|Homer Simpson quotes (stolen from fourcorners)
||[Feb. 16th, 2007|02:27 pm]
I needed cheering up, and then I read these. Read them too...they should enrich all our lives. The scary part is that I remember the shows that about 90% of these were in, along with other quotes that went along with them.|
-Operator! Give me the number for 911!
-Oh, so they have internet on computers now!
-Bart, with $10,000, we'd be millionaires! We could buy all kinds of useful things like...love!
-Just because I don't care doesn't mean I don't understand.
-I'm normally not a praying man, but if you're up there, please save me Superman.
-Son, if you really want something in this life, you have to work for it. Now quiet! They're about to announce the lottery numbers.
-Well, it's 1 a.m. Better go home and spend some quality time with the kids.
-Maybe, just once, someone will call me 'Sir' without adding, 'You're making a scene.'
-Marge, don't discourage the boy! Weaseling out of things is important to learn. It's what separates us from the animals! Except the weasel.
-You know, boys, a nuclear reactor is a lot like a woman. You just have to read the manual and press the right buttons.
-When will I learn? The answer to life's problems aren't at the bottom of a bottle, they're on TV!
-[Meeting Aliens] Please don't eat me! I have a wife and kids. Eat them!
-What do we need a psychiatrist for? We know our kid is nuts.
-Marge, you're as beautiful as Princess Leia and as smart as Yoda.
-Kids, you tried your best and you failed miserably. The lesson is, never try.
-When I look at the smiles on all the children's faces, I just know they're about to jab me with something.

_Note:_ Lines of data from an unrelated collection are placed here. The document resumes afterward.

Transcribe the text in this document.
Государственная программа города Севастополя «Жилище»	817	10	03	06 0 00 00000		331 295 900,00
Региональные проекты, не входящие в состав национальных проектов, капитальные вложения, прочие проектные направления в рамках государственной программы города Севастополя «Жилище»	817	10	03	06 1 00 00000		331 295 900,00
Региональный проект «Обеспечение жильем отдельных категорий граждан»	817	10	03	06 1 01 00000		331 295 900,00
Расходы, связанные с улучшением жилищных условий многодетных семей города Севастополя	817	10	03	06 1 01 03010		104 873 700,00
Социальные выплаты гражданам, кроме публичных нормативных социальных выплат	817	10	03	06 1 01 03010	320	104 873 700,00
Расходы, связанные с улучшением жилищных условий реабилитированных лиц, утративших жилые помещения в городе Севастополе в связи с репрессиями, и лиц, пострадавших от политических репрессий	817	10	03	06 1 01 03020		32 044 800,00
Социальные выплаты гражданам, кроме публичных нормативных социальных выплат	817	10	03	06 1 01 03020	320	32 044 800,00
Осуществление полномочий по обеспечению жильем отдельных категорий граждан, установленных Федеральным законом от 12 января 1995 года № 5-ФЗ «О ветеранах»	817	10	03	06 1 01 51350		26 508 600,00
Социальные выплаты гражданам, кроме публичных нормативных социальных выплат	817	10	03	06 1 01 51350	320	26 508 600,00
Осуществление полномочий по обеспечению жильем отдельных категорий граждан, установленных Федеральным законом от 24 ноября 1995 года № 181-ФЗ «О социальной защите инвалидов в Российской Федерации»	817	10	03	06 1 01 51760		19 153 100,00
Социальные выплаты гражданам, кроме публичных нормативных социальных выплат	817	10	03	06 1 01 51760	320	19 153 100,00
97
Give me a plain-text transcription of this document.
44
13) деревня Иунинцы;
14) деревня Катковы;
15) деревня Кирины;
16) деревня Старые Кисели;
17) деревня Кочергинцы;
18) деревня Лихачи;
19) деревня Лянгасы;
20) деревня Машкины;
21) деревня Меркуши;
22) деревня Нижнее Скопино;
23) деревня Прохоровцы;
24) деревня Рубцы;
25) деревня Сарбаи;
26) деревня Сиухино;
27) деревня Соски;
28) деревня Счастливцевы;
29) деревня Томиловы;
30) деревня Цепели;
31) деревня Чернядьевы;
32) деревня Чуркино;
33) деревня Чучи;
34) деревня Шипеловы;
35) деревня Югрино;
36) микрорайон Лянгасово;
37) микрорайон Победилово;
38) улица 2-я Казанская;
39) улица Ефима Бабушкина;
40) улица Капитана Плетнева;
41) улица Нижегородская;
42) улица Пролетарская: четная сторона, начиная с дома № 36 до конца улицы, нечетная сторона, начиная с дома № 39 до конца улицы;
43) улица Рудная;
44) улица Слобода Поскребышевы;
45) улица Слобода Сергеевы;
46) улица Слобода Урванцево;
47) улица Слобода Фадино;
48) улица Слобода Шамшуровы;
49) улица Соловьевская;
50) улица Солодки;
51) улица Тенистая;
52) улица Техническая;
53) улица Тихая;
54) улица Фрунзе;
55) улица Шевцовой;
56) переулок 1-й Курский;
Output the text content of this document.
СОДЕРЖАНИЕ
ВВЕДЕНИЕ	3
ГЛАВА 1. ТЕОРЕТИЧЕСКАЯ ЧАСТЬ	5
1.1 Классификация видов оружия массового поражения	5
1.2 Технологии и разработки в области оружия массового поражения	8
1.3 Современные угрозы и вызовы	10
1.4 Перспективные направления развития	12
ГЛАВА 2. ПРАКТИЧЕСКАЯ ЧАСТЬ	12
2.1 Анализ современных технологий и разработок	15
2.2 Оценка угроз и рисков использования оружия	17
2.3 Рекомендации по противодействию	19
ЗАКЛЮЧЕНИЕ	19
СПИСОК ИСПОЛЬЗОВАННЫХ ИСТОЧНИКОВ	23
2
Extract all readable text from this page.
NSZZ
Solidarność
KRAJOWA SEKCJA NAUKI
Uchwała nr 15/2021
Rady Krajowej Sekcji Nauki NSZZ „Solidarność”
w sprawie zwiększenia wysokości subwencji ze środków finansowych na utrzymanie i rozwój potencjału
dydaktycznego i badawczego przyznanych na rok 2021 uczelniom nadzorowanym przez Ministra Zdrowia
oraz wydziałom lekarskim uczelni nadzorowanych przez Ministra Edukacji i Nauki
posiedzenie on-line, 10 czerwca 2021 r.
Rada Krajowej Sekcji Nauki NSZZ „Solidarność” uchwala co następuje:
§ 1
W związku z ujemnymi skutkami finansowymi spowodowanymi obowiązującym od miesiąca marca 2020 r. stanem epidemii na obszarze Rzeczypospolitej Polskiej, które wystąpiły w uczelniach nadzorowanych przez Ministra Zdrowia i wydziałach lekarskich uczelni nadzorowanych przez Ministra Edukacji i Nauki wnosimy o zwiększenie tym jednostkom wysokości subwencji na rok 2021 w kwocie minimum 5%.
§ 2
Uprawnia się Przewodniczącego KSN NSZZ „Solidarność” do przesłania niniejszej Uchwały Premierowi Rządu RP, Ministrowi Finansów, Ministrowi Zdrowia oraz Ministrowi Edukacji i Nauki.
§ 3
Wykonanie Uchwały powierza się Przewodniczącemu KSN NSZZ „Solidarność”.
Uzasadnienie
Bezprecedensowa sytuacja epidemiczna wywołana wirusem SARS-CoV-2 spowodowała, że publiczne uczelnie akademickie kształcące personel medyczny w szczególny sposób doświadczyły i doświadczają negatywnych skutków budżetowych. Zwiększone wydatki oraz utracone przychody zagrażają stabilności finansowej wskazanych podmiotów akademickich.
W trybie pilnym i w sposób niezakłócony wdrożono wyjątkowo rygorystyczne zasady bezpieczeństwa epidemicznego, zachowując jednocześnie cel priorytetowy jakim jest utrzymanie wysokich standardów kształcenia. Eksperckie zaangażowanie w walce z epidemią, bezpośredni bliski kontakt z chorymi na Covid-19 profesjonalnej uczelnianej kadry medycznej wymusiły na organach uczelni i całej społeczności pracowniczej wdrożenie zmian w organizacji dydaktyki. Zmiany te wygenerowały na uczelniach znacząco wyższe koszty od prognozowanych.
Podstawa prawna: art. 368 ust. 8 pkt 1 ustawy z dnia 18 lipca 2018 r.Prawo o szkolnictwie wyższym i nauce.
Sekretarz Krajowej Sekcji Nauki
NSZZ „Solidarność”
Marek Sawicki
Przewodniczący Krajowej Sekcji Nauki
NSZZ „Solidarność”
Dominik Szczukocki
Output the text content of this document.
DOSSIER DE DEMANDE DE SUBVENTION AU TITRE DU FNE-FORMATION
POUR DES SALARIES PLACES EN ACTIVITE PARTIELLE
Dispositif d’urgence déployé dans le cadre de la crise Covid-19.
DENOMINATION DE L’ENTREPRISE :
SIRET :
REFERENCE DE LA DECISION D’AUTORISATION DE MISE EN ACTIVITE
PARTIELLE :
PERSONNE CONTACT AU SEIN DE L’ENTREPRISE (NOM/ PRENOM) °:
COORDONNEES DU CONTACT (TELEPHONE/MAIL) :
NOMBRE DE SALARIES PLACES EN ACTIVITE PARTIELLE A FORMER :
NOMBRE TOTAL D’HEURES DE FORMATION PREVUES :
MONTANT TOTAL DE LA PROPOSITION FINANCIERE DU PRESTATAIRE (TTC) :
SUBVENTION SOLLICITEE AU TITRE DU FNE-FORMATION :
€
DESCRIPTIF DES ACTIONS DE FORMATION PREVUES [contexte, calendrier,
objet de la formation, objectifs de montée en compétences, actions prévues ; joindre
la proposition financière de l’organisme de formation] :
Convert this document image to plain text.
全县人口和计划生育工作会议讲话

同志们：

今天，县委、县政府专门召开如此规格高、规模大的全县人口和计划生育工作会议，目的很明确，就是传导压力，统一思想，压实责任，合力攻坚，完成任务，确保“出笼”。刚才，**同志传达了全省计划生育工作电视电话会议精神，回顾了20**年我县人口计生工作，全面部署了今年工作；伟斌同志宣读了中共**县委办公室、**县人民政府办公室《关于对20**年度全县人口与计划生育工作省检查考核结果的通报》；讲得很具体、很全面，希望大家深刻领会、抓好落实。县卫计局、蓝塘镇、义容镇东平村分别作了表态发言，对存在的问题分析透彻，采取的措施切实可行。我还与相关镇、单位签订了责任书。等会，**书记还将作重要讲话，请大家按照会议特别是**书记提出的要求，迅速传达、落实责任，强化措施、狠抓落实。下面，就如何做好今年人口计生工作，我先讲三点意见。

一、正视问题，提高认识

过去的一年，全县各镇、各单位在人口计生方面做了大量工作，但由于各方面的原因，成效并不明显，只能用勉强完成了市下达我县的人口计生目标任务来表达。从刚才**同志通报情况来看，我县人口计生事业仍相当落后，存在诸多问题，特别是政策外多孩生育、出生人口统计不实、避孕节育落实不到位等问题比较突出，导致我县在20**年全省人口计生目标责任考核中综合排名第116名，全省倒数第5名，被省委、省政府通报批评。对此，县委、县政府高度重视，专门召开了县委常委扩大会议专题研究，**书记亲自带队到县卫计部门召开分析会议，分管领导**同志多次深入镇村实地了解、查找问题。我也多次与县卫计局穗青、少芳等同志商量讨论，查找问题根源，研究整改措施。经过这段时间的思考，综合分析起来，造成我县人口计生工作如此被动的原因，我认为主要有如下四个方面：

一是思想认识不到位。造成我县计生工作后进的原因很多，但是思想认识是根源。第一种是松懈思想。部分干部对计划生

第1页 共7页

-I'm having the best day of my life, and I owe it all to not going to Church!
-Lisa, if the Bible has taught us nothing else, and it hasn't, it's that girls should stick to girls sports, such as hot oil wrestling and foxy boxing and such and such.
-Getting out of jury duty is easy. The trick is to say you're prejudiced against all races.
-It's not easy to juggle a pregnant wife and a troubled child, but somehow I managed to fit in eight hours of TV a day.
-Lisa, Vampires are make-believe, like elves, gremlins, and eskimos.
-I want to share something with you: The three little sentences that will get you through life. Number 1: Cover for me. Number 2: Oh, good idea, Boss! Number 3: It was like that when I got here.
-Oh, people can come up with statistics to prove anything, Kent. 14% of people know that.
-Remember that postcard Grandpa sent us from Florida of that Alligator biting that woman's bottom? That's right, we all thought it was hilarious. But, it turns out we were wrong. That alligator was sexually harrassing that woman.
-Old people don't need companionship. They need to be isolated and studied so it can be determined what nutrients they have that might be extracted for our personal use.
-Television! Teacher, mother, secret lover.
-Homer no function beer well without.
-If something goes wrong at the plant, blame the guy who can't speak English.
-I like my beer cold, my TV loud and my homosexuals flaming.
-Dad, you've done a lot of great things, but you're a very old man, and old people are useless.
-But Marge, what if we chose the wrong religion? Each week we just make God madder and madder.
-I think Smithers picked me because of my motivational skills. Everyone says they have to work a lot harder when I’m around.
-Dear Lord.. The gods have been good to me. For the first time in my life, everything is absolutely perfect just the way it is. So here's the deal: You freeze everything the way it is, and I won't ask for anything more. If that is OK, please give me absolutely no sign. OK, deal.
-That's it! You people have stood in my way long enough. I'm going to clown college!
-Beer: The cause of, and solution to, all of life's problems.
-If something's hard to do, then it's not worth doing
-I'm in no condition to drive...wait! I shouldn't listen to myself, I'm drunk!
-To Start Press Any Key'. Where's the ANY key?